Tęczowy antyfaszysta najpierw nieporadnie usiłował spalić biało czerwoną flagę najpierw zapalniczką, potem za pomocą świeczki. Flaga jednak nie chciała się palić. Widać było, że czynność palenia flagi przerasta skromne możliwości intelektualne antyfaszysty. Mogą się z tego cieszyć sąsiedzi antyfaszysty, bo gdyby myślenie nie sprawiały mu tyle trudności, to mógłby do spalenia flagi użyć środka łatwopalnego i przy okazji spalić swoje i swoich sąsiadów mieszkania (właśnie takie mogą być konsekwencje palenia flagi nie poza budynkami tylko w pomieszczeniach).

Paląc biało czerwoną flagę, Daniel Kamieniecki wygłaszał swój antyfaszystowski manifest polityczny. Zdaniem tęczowego antyfaszysty „każdy antyfaszysta powinien raz w życiu spalić flagę narodu, w którym się wychował, i wobec którego jest obojętny". Flaga polska „kraju, w którym się urodził" została przez antyfaszystę spalona, bo Polska to kraju, „który nic mu nie dał". Daniel Kamieniecki zadeklarował w czasie palenia polskiej flagi, że „nie utożsamia się z ojczyzną, Bogiem, honorem" i „są to dla niego wartości puste", „bo dla niego coś takiego jak naród czy ojczyzna nie ma sensu".

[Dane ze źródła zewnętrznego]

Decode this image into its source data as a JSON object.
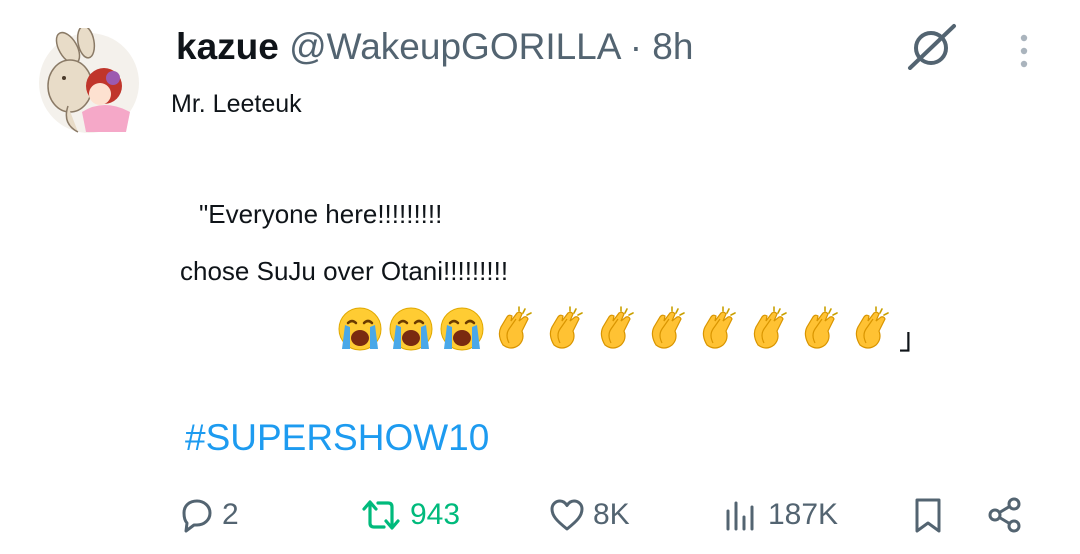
{
  "tweet": {
    "display_name": "kazue",
    "handle": "@WakeupGORILLA",
    "separator": "·",
    "time": "8h",
    "subtitle": "Mr. Leeteuk",
    "lines": [
      "\"Everyone here!!!!!!!!!",
      "chose SuJu over Otani!!!!!!!!!"
    ],
    "emoji_row": {
      "crying": 3,
      "clapping": 8,
      "closing_bracket": "」"
    },
    "hashtag": "#SUPERSHOW10"
  },
  "actions": {
    "replies": "2",
    "reposts": "943",
    "likes": "8K",
    "views": "187K"
  },
  "colors": {
    "link": "#1d9bf0",
    "repost": "#00ba7c",
    "muted": "#536471",
    "text": "#0f1419"
  },
  "icons": [
    "grok-icon",
    "more-icon",
    "reply-icon",
    "repost-icon",
    "like-icon",
    "views-icon",
    "bookmark-icon",
    "share-icon"
  ]
}
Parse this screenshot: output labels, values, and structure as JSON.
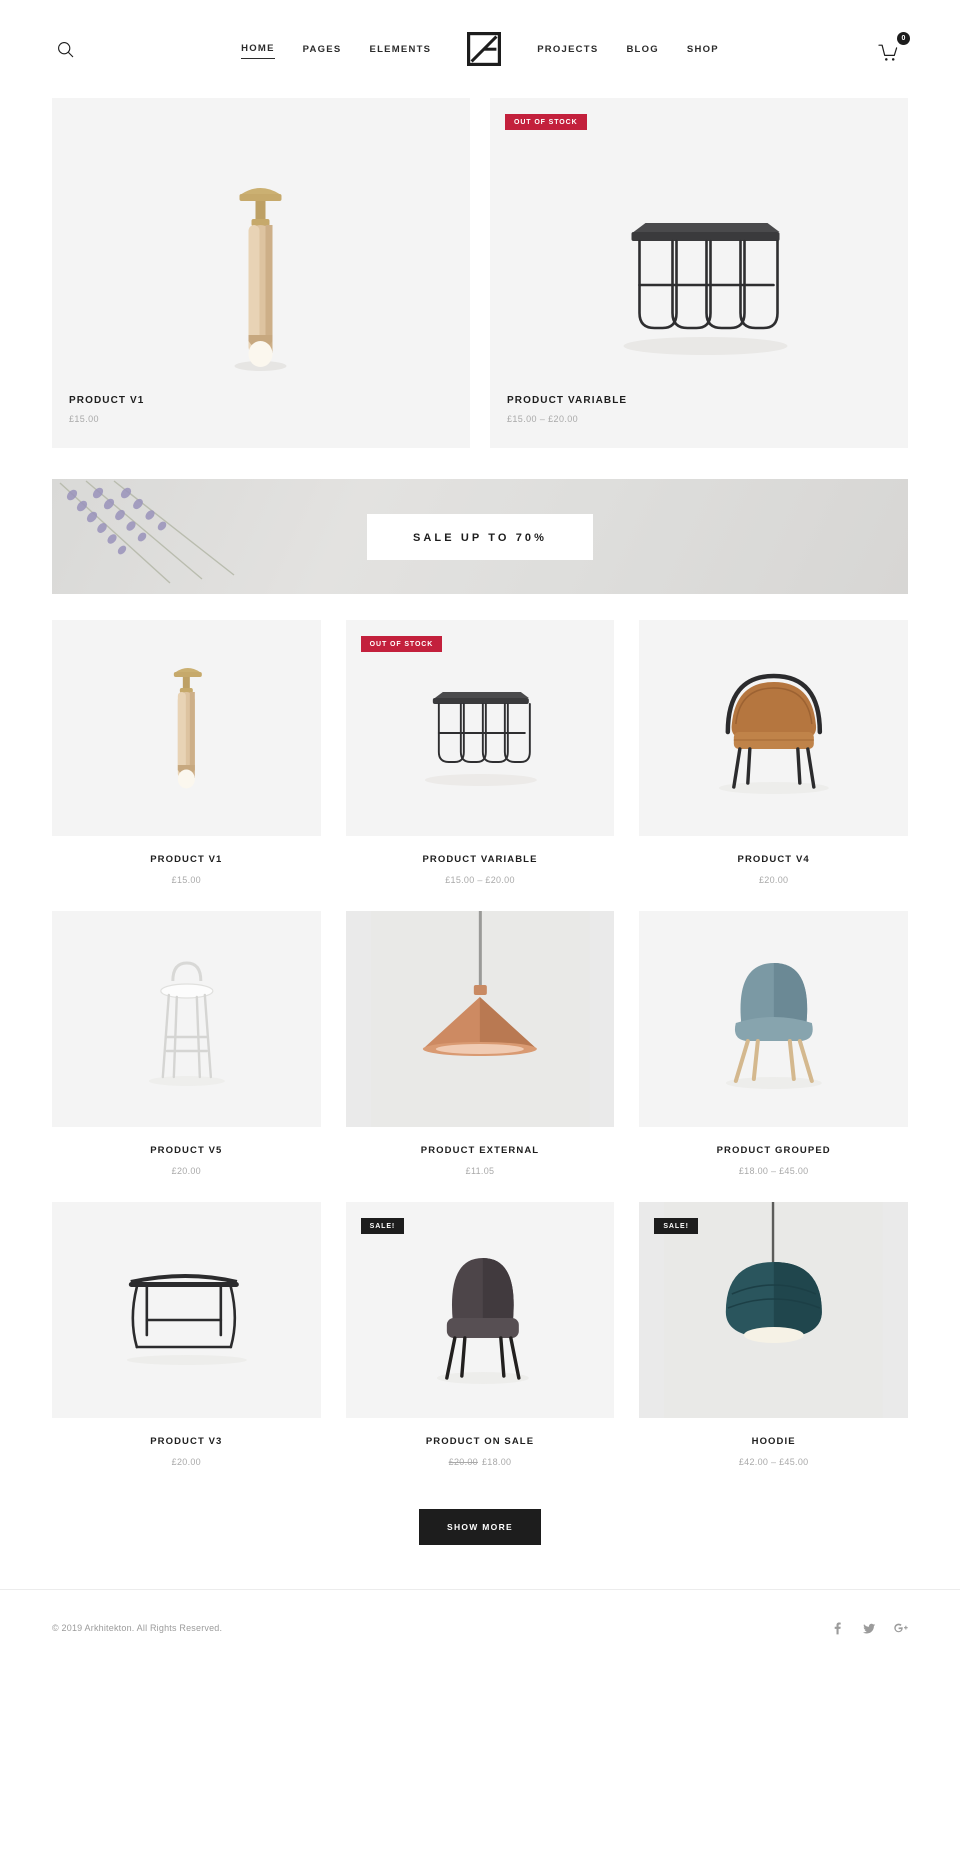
{
  "header": {
    "search_icon": "search-icon",
    "logo_alt": "arkhitekton-logo",
    "nav_left": [
      {
        "label": "HOME",
        "active": true
      },
      {
        "label": "PAGES",
        "active": false
      },
      {
        "label": "ELEMENTS",
        "active": false
      }
    ],
    "nav_right": [
      {
        "label": "PROJECTS",
        "active": false
      },
      {
        "label": "BLOG",
        "active": false
      },
      {
        "label": "SHOP",
        "active": false
      }
    ],
    "cart": {
      "icon": "shopping-cart-icon",
      "count": "0"
    }
  },
  "featured": [
    {
      "title": "PRODUCT V1",
      "price": "£15.00",
      "badge": "",
      "badge_type": "",
      "image": "wood-ceiling-lamp"
    },
    {
      "title": "PRODUCT VARIABLE",
      "price": "£15.00 – £20.00",
      "badge": "OUT OF STOCK",
      "badge_type": "oos",
      "image": "black-wire-side-table"
    }
  ],
  "banner": {
    "text": "SALE UP TO 70%",
    "image": "lavender-sprigs-on-concrete"
  },
  "products": [
    {
      "title": "PRODUCT V1",
      "price": "£15.00",
      "old_price": "",
      "badge": "",
      "badge_type": "",
      "image": "wood-ceiling-lamp",
      "bg": "light"
    },
    {
      "title": "PRODUCT VARIABLE",
      "price": "£15.00 – £20.00",
      "old_price": "",
      "badge": "OUT OF STOCK",
      "badge_type": "oos",
      "image": "black-wire-side-table",
      "bg": "light"
    },
    {
      "title": "PRODUCT V4",
      "price": "£20.00",
      "old_price": "",
      "badge": "",
      "badge_type": "",
      "image": "tan-leather-armchair",
      "bg": "light"
    },
    {
      "title": "PRODUCT V5",
      "price": "£20.00",
      "old_price": "",
      "badge": "",
      "badge_type": "",
      "image": "white-bar-stool",
      "bg": "light"
    },
    {
      "title": "PRODUCT EXTERNAL",
      "price": "£11.05",
      "old_price": "",
      "badge": "",
      "badge_type": "",
      "image": "copper-pendant-lamp",
      "bg": "grey"
    },
    {
      "title": "PRODUCT GROUPED",
      "price": "£18.00 – £45.00",
      "old_price": "",
      "badge": "",
      "badge_type": "",
      "image": "blue-shell-chair",
      "bg": "light"
    },
    {
      "title": "PRODUCT V3",
      "price": "£20.00",
      "old_price": "",
      "badge": "",
      "badge_type": "",
      "image": "black-coffee-table",
      "bg": "light"
    },
    {
      "title": "PRODUCT ON SALE",
      "price": "£18.00",
      "old_price": "£20.00",
      "badge": "SALE!",
      "badge_type": "sale",
      "image": "grey-dining-chair",
      "bg": "light"
    },
    {
      "title": "HOODIE",
      "price": "£42.00 – £45.00",
      "old_price": "",
      "badge": "SALE!",
      "badge_type": "sale",
      "image": "teal-dome-pendant-lamp",
      "bg": "grey"
    }
  ],
  "show_more": {
    "label": "SHOW MORE"
  },
  "footer": {
    "copyright": "© 2019 Arkhitekton. All Rights Reserved.",
    "socials": [
      {
        "name": "facebook-icon",
        "glyph": "f"
      },
      {
        "name": "twitter-icon",
        "glyph": "t"
      },
      {
        "name": "google-plus-icon",
        "glyph": "g"
      }
    ]
  },
  "colors": {
    "accent_oos": "#c3203c",
    "accent_sale": "#1d1d1d",
    "text": "#1d1d1d",
    "muted": "#a9a9a9",
    "card_bg": "#f4f4f4"
  }
}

Daniel Kamieniecki to autor tekstów i wokalista w zespole Kameleon, terapeuta zajęciowy w stowarzyszeniu Jump'93. Zajmuje się też public relations w HARdCOREVENEMENT inicjatywie, która popiera leczenie substytucyjne oraz postawy antynacjonalistyczne, wegetarianizm, anarchizm.

Z Facebooka Daniela Kamienieckiego można się dowiedzieć, że: uczestniczył w Street party 'Za Wolność Waszą i Naszą!" 11 listopada 2023 w Warszawie (jak sam pisze, „na kilku innych zdjęciach" jest razem z Adrianem Zandbergiem i Umińśkim Piotrem z partii Razem), jest LGBT, chadzał na demonstracje KOD razem z Adamem Michnikiem, działał w Brygadzie Lotnej Opozycji (znanej z zakłócania imprez PiS), brał udział w wielu demonstracjach antyfaszystowskich, zrywał wlepki, propagujące solidarność polsko ukraińską uznając je za faszystowskie, występuje pod szyldem Antify i antyfaszyzmu, powiela wpisy Biedronia, sprzeciwia się jedzeniu mięsa, krytykował Bąkiewicza i zapowiadał, że da mu w pysk.

Zgodnie z artykułem 137 „Kto publicznie znieważa, niszczy, uszkadza lub usuwa godło, sztandar, chorągiew, banderę, flagę lub inny znak państwowy, podlega grzywnie, karze ograniczenia wolności albo pozbawienia wolności do roku". Jednak z racji na związki Daniela Kamienieckiego z antyPiS najpewniej nie poniesie on odpowiedzialności karnej, bo według niektórych sędziów działacze antyPiS mogą popełniać czyny, za które inni są karani. Przynależność do antyPiS daje przywileje związane z przynależnością do kasty lewicowych braminów, nieznane polskim pariasom.